I had gone “off-script” and talked about my personal life experience — my opinion on what had happened — without fully appreciating the place the people in the room were coming from. I liken some of what I see happening in my homeland today to what I witnessed in my birthplace — events that have had long-lasting, calamitous impacts on politics, society, and the economy, which still resonate today.
Oh, how we hoped that “common sense would prevail.”
It didn’t.
So, we sought a new future. We moved to a country I love and am eternally grateful for.
Yet on this day, in this training session more than eighteen years later, I displayed my personal scars and expressed the fears I’ve carried from my past. I lost my audience for that moment. Recognising this, I made a public apology and moved on with the agenda at hand. Outwardly, I was all professional — swan-like — but inwardly, my emotions were paddling furiously, a sick feeling of self-criticism bubbling away inside me.
Oh me.
Oh my.
Why, why, why?
That moment stayed with me long after the session ended. On the flight home, I kept replaying it — not out of guilt, but out of curiosity. What did it teach me?
It was a timely reminder that we all carry our own mental map of the world we live in. We all enter this world naked, scared, and ignorant — and it’s the families, cultures, and communities we grow up in that shape us.
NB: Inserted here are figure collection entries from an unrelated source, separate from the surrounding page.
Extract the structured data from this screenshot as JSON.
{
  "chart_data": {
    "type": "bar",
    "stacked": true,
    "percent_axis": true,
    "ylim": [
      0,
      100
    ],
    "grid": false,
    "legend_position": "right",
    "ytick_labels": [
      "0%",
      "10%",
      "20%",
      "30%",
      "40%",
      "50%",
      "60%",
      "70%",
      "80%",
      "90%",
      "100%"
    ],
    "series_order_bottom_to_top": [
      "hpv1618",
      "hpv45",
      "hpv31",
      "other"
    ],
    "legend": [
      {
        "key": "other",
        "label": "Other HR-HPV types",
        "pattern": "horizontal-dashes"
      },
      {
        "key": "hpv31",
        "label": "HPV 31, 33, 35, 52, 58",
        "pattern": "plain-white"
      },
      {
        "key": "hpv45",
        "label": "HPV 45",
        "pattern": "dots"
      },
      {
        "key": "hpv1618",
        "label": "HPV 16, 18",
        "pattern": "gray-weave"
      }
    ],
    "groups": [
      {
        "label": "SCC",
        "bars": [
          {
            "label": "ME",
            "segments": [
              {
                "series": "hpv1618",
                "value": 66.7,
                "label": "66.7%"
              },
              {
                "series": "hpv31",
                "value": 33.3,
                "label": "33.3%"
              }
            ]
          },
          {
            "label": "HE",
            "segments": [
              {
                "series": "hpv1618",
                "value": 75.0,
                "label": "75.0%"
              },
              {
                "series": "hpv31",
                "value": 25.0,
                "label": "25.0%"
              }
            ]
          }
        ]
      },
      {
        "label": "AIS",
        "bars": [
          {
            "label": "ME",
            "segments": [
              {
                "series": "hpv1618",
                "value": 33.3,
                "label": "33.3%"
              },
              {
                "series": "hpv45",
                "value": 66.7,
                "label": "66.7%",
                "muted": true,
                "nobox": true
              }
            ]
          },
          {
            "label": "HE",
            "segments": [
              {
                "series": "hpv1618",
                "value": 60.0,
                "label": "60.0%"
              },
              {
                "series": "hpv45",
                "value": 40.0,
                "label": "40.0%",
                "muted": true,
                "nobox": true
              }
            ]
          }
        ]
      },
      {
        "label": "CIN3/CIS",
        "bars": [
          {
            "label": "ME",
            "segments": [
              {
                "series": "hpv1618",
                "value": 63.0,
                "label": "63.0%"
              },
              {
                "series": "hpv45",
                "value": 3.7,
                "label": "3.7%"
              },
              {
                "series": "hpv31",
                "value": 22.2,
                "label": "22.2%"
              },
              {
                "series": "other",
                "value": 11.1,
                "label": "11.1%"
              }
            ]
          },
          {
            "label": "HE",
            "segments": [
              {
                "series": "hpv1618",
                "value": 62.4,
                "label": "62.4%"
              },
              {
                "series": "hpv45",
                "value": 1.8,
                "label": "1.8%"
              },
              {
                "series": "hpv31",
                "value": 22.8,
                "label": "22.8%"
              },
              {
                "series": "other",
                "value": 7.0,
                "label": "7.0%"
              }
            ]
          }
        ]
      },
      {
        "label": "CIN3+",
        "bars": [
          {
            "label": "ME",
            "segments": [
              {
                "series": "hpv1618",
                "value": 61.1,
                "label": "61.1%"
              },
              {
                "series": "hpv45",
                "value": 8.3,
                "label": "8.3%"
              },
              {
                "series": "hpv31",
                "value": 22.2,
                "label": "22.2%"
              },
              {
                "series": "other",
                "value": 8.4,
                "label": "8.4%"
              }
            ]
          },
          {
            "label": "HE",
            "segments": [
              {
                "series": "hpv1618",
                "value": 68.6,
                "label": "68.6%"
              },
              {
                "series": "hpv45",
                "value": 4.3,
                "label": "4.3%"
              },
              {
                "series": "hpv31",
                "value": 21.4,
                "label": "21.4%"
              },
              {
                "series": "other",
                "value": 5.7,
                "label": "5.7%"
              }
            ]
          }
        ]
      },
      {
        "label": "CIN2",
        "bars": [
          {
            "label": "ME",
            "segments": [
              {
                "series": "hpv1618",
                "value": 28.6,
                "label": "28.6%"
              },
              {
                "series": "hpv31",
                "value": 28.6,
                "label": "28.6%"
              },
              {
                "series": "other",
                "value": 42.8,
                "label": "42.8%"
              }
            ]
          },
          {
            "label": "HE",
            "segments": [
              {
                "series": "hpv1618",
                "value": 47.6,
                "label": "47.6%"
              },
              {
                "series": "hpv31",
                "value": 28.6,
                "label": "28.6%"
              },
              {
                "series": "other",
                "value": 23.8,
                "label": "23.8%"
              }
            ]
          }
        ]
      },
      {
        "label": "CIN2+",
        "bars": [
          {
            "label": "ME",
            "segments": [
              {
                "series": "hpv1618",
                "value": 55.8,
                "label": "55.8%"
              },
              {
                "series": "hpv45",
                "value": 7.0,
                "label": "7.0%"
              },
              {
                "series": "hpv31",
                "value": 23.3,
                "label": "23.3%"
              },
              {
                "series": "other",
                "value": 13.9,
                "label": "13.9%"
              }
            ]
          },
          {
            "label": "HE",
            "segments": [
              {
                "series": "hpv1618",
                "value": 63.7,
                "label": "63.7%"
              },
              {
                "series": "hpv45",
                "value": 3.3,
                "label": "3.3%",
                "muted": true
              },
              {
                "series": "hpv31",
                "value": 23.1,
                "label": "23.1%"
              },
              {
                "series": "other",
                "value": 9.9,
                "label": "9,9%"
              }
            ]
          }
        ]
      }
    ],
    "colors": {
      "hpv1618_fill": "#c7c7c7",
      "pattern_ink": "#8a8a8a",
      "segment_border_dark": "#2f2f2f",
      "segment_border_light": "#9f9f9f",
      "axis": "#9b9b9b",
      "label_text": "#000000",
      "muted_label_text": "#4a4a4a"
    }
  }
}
Most of this happens unconsciously.
And those deep imprints shape the views, beliefs, opinions, and fears we unconsciously express today.
It reminded me that these patterns weren’t reasoned into me, so they will be difficult to reason out. Only when the unconscious becomes conscious can we act on it. Mine became conscious.
How about you? Have you ever paused long enough to notice what’s wired within you — the experiences, assumptions, and fears that silently shape how you see the world?
The challenge I’d also like to share, using my personal blip (in an otherwise growth- and impact-rich week), is to ask you what I asked myself:
Am I giving enough attention to understanding the map of those I’m working with — those I’m leading — whether at home, at work, or in the community?
As Stephen Covey wrote in The 7 Habits of Highly Effective People:
“Seek first to understand, before being understood.”
Are you practising this habit consistently in every interaction?
Review your week.
Rate your performance on a scale of 1–10.
And if you’re short of 10, consider the steps you can take to apply this habit — and connect with someone through empathy — next week.
Empathy doesn’t erase your story — it helps you see someone else’s more clearly.
I was the swan that day — calm above, chaos below — but maybe that’s leadership too: learning to stay composed while the heart does its hard work beneath the surface.
Legacy is built in the noise — but refined in the pause.